EPILAZIONE DEFINITIVA CON LASER AD ALESSANDRITE AD IMPULSO LUNGO

Lo studio è fornito di un laser ad alessandrite cella Cynosure in grado di emettere impulsi alla lunghezza di 755 nm con durate variabili dell’impulso. L’epilazione con laser ad alessandrite rappresenta il “gold standard” delle diverse metodiche impiegate per ottenere una epilazione; fra queste ricordiamo l’intensa luce pulsata e il laser a diodo. Tralasciando i metodi impiegati in cosmetologia che, indipendentemente dalla sorgente luminosa impiegata non sono dotati di energia sufficiente a determinare una vera epilazione, anche l’intensa luce pulsata e il laser a diodi tarato a 755 nm non mostrano una pari efficacia; esse permettono sedute più veloci, ma necessitano di un numero maggiore di sedute e non sempre il risultato è soddisfacente. Nell’epilazione con laser ad alessandrite vengono utilizzati impulsi della durata più breve soggetti di carnagione e capelli chiari che si scottano e si abbronzano poco o nulla dopo l’esposizione al sole, mentre una durata più lunga è impiegata per trattare i soggetti di pelle e capelli scuri che non si scottano e si abbronzano facilmente o di colore.

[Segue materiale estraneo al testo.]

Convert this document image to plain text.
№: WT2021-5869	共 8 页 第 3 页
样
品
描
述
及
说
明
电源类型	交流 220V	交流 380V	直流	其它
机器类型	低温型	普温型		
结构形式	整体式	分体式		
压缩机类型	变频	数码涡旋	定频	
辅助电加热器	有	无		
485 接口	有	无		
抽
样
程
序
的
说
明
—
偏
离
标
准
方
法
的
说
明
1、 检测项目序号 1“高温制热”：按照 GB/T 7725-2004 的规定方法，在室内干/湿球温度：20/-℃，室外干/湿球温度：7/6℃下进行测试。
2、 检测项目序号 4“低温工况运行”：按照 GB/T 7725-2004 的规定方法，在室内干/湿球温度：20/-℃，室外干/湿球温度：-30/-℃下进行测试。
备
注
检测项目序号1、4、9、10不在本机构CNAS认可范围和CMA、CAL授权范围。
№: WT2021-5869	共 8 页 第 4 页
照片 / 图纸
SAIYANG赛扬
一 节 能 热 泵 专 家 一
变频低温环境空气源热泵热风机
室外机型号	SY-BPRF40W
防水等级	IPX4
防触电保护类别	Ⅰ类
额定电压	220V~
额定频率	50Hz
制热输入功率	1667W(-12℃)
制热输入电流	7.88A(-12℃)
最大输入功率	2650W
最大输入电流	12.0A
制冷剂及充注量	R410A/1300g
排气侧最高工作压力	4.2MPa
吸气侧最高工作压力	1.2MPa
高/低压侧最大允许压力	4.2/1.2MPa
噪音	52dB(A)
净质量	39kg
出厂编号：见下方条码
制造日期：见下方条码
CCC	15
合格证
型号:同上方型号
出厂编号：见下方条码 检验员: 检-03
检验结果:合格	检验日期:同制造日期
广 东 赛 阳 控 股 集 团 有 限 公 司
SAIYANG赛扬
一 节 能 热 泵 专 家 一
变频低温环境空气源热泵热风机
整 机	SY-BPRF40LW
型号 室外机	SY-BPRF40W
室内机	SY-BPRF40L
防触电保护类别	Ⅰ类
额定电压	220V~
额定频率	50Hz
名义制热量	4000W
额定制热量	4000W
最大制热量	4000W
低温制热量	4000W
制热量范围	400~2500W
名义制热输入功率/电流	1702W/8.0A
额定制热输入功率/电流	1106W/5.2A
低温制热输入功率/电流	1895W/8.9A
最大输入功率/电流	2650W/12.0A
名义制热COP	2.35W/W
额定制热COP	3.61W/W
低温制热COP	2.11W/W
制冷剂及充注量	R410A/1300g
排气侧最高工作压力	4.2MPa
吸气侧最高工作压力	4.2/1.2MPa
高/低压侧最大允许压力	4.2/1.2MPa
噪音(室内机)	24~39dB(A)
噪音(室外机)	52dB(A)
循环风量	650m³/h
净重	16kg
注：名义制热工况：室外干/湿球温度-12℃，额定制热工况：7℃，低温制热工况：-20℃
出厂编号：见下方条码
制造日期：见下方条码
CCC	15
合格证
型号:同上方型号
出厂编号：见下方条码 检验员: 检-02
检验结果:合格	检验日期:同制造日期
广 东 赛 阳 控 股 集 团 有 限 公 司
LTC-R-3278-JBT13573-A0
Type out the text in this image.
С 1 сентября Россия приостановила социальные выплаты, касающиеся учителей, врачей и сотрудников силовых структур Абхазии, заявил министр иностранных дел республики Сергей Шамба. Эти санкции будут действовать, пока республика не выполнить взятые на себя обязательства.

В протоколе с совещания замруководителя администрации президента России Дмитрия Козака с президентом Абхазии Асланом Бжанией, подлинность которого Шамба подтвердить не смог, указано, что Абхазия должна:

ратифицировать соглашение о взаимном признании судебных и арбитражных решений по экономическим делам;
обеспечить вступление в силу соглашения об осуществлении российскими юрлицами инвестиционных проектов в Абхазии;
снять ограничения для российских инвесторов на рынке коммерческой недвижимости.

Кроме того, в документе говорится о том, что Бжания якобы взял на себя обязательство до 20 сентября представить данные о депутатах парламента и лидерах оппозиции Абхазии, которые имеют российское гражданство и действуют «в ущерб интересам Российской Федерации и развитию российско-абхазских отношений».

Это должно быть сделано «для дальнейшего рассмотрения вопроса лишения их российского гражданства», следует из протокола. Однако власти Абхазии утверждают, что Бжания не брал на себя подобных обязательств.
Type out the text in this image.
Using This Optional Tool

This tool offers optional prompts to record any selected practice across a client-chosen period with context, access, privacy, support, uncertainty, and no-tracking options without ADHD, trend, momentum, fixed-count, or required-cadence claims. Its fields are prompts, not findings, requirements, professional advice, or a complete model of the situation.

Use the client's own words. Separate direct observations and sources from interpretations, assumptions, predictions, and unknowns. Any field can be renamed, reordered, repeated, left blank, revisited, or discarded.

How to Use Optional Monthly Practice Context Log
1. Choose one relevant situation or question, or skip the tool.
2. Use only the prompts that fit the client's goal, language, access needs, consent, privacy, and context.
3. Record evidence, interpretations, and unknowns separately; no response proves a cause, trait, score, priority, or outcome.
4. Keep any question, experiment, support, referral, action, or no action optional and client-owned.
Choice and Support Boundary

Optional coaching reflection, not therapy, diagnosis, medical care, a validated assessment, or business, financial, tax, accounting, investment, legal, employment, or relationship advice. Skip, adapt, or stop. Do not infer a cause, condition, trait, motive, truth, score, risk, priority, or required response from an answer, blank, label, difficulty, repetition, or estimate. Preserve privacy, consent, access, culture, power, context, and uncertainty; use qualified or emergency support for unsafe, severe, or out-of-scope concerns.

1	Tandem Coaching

Per sottoporsi ad epilazione si dovranno rispettare alcune norme: bisogna evitare che la pelle sia abbronzata e ci si dovrà astenere dall’esposizione solare o a lampade abbronzanti per le 4 settimane successive; dopo la seduta per qualche giorno ci si dovrà astenere da attività sportive da contatto o in piscina; si dovrà evitare di assumere farmaci che interferiscano con la coagulazione sanguigna o che siano dotati di attività foto-sensibilizzante (chinolonici, alcune cefalosporine e mcrolidi); i peli dovranno essere di una lunghezza sufficiente alla loro visualizzazione, ma non di una lunghezza tale da bruciarsi. La procedura non si può effettuare durante la gravidanza. La seduta inizia con l’applicazione di un sottile velo di gel e, dopo aver indossato gli occhiali protettivi, le aree da epilare verranno trattate con spot luminosi della durata ed intensità appropriate, verificate con alcuni spot di prova, sotto costante getto di aria fredda che ha lo scopo di evitare un danneggiamento dell’epidermide. Durante il trattamento   il paziente proverà una sensazione di pizzicore; al termine l’area trattata si presenterà lievemente arrossata ma questo effetto non si protrae che per alcune ore. Talvolta si potrà osservare un effetto paradosso di ulteriore crescita dei peli nelle zone trattate; questi cadranno nei giorni successivi per espulsione dell’intero bulbo. Le sedute verranno ripetute a distanza di 4 o 6 settimane e saranno necessarie 6 sedute; è costume dello studio non far pagare i ritocchi, talvolta necessari, dopo la sesta seduta.